On board the SEA-EYE 4, Monique told her harrowing story to our crew member Fiona just before Christmas. It gives us an insight into the fate of the young woman, the dangers on the flight as well as the hell in Libya.
“My mother is from Sierra Leone and my father from Mali. I was born a bastard child. Around the age of five my father kidnapped me and we went to Mali. Then the war happened, so he left alone to the USA. I stayed with my grandmother. She mistreated me. My mother was looking for me, my mother didn’t know where I was and I had no news from my father.
In Mali, I had to get married when I was 15. I got an arranged marriage. The man who married me was beating me all day. We had three kids, the third one was born premature. I had the first one at age 15. My last child was at age 20.
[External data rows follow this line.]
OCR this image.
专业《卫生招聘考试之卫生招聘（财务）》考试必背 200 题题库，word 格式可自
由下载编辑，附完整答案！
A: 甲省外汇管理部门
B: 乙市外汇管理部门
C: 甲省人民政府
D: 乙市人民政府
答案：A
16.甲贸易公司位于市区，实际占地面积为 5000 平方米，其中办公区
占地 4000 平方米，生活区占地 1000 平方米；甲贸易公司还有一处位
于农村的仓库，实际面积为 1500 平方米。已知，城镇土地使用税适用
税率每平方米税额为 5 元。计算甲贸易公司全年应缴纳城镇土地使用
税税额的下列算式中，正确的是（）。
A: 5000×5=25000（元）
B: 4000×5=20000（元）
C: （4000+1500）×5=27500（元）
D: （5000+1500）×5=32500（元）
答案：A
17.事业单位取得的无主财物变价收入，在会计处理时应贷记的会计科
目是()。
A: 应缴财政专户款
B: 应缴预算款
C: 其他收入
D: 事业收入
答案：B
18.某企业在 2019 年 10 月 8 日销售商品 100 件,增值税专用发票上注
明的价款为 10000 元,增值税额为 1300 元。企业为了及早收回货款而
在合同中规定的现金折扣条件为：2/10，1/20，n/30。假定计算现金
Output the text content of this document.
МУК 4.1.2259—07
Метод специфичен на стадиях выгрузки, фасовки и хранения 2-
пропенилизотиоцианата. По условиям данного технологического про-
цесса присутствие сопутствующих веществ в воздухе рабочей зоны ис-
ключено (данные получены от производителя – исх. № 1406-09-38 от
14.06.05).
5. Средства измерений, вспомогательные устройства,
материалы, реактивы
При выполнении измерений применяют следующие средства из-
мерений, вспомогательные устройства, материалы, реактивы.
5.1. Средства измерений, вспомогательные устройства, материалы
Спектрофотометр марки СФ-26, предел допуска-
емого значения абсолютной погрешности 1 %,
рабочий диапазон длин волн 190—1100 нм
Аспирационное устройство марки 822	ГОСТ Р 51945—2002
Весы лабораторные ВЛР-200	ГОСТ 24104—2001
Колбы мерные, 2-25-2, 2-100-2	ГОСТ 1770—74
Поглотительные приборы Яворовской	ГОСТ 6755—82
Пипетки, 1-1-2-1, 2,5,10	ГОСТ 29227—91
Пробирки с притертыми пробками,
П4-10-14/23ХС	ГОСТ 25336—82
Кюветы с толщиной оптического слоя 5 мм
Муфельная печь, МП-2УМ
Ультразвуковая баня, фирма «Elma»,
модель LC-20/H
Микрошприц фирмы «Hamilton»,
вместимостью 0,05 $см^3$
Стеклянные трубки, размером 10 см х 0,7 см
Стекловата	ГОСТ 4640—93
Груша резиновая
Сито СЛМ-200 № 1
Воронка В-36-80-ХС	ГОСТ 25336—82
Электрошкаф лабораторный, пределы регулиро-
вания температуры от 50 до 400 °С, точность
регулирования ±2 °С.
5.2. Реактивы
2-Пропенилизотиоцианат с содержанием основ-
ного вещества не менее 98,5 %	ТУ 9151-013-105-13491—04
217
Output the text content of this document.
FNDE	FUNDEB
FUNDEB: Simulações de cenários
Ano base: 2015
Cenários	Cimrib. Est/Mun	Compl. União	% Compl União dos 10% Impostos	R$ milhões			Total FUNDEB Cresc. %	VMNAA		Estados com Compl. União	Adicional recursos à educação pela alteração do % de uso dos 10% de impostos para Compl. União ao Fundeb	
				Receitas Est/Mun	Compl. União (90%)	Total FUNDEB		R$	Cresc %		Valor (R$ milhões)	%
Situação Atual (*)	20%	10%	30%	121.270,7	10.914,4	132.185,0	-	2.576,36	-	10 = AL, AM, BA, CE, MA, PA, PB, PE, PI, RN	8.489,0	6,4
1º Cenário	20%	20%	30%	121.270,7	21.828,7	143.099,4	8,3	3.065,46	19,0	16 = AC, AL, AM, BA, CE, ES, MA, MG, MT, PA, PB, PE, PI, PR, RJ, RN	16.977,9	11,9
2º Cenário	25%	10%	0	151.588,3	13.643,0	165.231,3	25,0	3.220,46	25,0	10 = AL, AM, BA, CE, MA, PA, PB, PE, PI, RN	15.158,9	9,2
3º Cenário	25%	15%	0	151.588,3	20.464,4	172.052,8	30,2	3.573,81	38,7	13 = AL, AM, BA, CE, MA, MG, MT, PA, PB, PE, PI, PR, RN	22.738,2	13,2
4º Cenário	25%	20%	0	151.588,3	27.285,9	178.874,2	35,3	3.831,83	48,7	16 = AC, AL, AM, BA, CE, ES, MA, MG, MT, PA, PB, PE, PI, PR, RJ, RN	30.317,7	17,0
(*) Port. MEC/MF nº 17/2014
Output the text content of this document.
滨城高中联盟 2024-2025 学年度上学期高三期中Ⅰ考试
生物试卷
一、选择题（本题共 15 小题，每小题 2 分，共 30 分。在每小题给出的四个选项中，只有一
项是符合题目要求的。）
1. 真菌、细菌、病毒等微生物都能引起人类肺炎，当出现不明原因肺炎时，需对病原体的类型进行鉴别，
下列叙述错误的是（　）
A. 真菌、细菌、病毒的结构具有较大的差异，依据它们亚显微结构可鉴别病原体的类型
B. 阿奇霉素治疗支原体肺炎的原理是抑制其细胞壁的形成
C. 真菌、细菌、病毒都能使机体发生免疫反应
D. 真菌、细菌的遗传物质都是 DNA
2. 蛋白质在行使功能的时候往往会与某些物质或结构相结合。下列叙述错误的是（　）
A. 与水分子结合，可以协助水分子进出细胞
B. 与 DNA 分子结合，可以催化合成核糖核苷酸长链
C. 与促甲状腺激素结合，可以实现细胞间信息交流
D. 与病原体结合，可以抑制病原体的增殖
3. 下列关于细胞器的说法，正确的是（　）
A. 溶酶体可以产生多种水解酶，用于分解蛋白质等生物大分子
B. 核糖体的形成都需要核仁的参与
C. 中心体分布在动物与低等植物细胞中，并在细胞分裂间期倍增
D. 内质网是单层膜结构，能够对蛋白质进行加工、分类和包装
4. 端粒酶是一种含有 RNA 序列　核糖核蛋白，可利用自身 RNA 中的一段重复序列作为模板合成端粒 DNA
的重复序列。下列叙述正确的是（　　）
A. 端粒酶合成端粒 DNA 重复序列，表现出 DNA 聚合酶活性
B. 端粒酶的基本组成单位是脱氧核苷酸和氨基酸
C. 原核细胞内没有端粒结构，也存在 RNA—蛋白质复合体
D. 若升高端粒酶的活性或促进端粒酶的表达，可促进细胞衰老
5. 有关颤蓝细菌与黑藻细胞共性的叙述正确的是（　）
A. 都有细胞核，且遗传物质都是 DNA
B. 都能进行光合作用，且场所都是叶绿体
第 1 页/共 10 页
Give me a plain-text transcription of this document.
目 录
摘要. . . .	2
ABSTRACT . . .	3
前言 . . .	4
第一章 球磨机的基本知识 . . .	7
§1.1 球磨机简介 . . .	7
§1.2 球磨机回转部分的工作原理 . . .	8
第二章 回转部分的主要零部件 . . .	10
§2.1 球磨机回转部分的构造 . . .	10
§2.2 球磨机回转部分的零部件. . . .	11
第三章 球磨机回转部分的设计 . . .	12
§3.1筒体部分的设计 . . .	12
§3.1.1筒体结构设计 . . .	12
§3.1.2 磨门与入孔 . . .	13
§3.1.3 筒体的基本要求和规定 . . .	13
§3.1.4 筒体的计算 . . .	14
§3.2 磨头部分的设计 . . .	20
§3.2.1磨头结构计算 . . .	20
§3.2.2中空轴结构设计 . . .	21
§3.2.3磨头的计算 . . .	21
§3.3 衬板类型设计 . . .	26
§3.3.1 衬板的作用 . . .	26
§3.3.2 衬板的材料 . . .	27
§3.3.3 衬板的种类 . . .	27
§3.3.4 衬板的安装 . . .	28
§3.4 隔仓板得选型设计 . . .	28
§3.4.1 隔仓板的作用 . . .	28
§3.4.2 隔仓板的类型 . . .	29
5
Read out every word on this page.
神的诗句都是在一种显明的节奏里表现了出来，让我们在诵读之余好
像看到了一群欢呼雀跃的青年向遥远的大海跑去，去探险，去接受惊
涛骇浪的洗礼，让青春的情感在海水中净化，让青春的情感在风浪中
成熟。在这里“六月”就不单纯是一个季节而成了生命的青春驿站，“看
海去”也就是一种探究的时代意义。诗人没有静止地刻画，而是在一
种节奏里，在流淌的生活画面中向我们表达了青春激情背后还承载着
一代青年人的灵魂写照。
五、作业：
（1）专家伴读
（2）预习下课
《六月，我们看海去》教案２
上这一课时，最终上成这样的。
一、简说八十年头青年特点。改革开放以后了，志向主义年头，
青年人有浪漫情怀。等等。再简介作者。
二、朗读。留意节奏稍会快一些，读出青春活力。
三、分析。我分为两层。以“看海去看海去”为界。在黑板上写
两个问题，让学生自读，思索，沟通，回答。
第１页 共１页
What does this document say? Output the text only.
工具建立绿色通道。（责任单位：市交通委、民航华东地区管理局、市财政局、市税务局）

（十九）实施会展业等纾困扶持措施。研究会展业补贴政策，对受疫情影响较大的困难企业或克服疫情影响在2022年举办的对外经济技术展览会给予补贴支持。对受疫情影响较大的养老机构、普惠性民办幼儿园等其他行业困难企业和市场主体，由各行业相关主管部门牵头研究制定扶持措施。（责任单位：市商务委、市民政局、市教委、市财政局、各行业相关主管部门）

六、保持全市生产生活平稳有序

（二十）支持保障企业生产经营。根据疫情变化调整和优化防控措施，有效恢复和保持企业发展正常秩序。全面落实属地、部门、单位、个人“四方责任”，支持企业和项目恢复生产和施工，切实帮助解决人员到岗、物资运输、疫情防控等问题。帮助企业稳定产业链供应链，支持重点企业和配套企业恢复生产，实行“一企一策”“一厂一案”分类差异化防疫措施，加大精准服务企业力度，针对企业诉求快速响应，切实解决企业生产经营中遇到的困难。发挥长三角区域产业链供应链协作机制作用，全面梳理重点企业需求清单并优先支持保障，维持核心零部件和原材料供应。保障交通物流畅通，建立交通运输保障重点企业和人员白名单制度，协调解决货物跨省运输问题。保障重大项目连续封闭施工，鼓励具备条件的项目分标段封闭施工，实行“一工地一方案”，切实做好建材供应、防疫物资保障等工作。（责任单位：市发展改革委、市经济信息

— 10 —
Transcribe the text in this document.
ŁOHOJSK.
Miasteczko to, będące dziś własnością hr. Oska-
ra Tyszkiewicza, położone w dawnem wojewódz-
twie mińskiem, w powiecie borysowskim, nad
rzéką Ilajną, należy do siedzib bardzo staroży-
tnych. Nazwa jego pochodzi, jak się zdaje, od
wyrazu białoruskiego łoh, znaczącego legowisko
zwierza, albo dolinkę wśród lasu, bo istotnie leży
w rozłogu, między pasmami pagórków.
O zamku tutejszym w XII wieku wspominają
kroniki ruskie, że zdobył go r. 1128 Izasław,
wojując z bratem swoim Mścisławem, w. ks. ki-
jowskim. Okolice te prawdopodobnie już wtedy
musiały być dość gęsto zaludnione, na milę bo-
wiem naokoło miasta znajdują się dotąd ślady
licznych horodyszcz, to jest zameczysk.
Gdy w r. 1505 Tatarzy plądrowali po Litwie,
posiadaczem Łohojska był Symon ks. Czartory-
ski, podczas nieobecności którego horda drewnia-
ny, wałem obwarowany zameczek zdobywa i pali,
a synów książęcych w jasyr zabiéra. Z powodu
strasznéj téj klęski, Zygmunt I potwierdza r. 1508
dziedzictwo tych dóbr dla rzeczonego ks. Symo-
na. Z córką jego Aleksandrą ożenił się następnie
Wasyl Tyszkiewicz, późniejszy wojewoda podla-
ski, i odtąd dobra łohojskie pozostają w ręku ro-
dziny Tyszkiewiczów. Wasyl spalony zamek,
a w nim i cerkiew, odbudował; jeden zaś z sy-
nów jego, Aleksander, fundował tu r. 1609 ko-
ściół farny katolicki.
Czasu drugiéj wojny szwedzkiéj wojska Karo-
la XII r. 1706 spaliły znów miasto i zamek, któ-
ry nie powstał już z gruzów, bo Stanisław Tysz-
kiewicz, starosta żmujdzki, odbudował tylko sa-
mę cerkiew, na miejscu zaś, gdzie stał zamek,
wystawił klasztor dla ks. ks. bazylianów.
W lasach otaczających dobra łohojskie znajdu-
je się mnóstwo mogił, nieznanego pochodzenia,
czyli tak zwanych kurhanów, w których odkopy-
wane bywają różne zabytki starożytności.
I didn’t know what to do… If I stay with my husband he will beat me, if I go back to my family, they will send me away… I left from a tiny village in Mali, I had no money left. I fled my arranged marriage with one of my daughter. An old lady who was sharing an apartment with us, took care of me. Then someone told me that my mother had died. I heard she died homeless.
I met a Nigerian man on Facebook living in Belgium, we fell in love. I tried to come across the Mediterranean Sea. But then I got caught and sent to prison.
There I saw a lot of things. I don’t know why it’s like that, but the pain is too much. They mistreated me, locked me up with no food. If you fall ill, you’ll die there. And then if you want to go back home, you can’t.
They were raping girls in front of everyone.
Once they picked a girl and asked a guy to sleep with her in front of everyone. She didn’t have a choice because they had a Kalashnikov in their hands. He slept with the girl in front of everyone, only because she was black. There was a man who buried his pregnant wife with his two kids. Then he became ill… all his body was emaciated but they wouldn’t let him out because he didn’t have the money. He died in prison, he had no hope left. People who try to escape, will get shot at. In my cell, some people died there. Once there was a guy who tried to escape, they hit him so badly in front of us, all his body was covered with blood.
It’s the same ones who help you cross and then the same ones who bring you to prison. They catch you at sea, they mistreat you. They catch you at home, they mistreat you, in the streets, they mistreat you. They tell you to call home and ask for money. Asking for 1000, 1500 euros. And even if you give that sum, they can still come back. You can buy black people in prison. A guy wanted me, he wanted to have a sexual relationship. He paid 1000 euros for me to come out of prison. But I didn’t want him, so I fled.”
Monique*, 25 from Sierra Leone was rescued along with 223 people by the SEA-EYE 4 on its Christmas mission and safely brought ashore in Pozzallo on Christmas Eve.
*Name and personal data have been changed to protect her.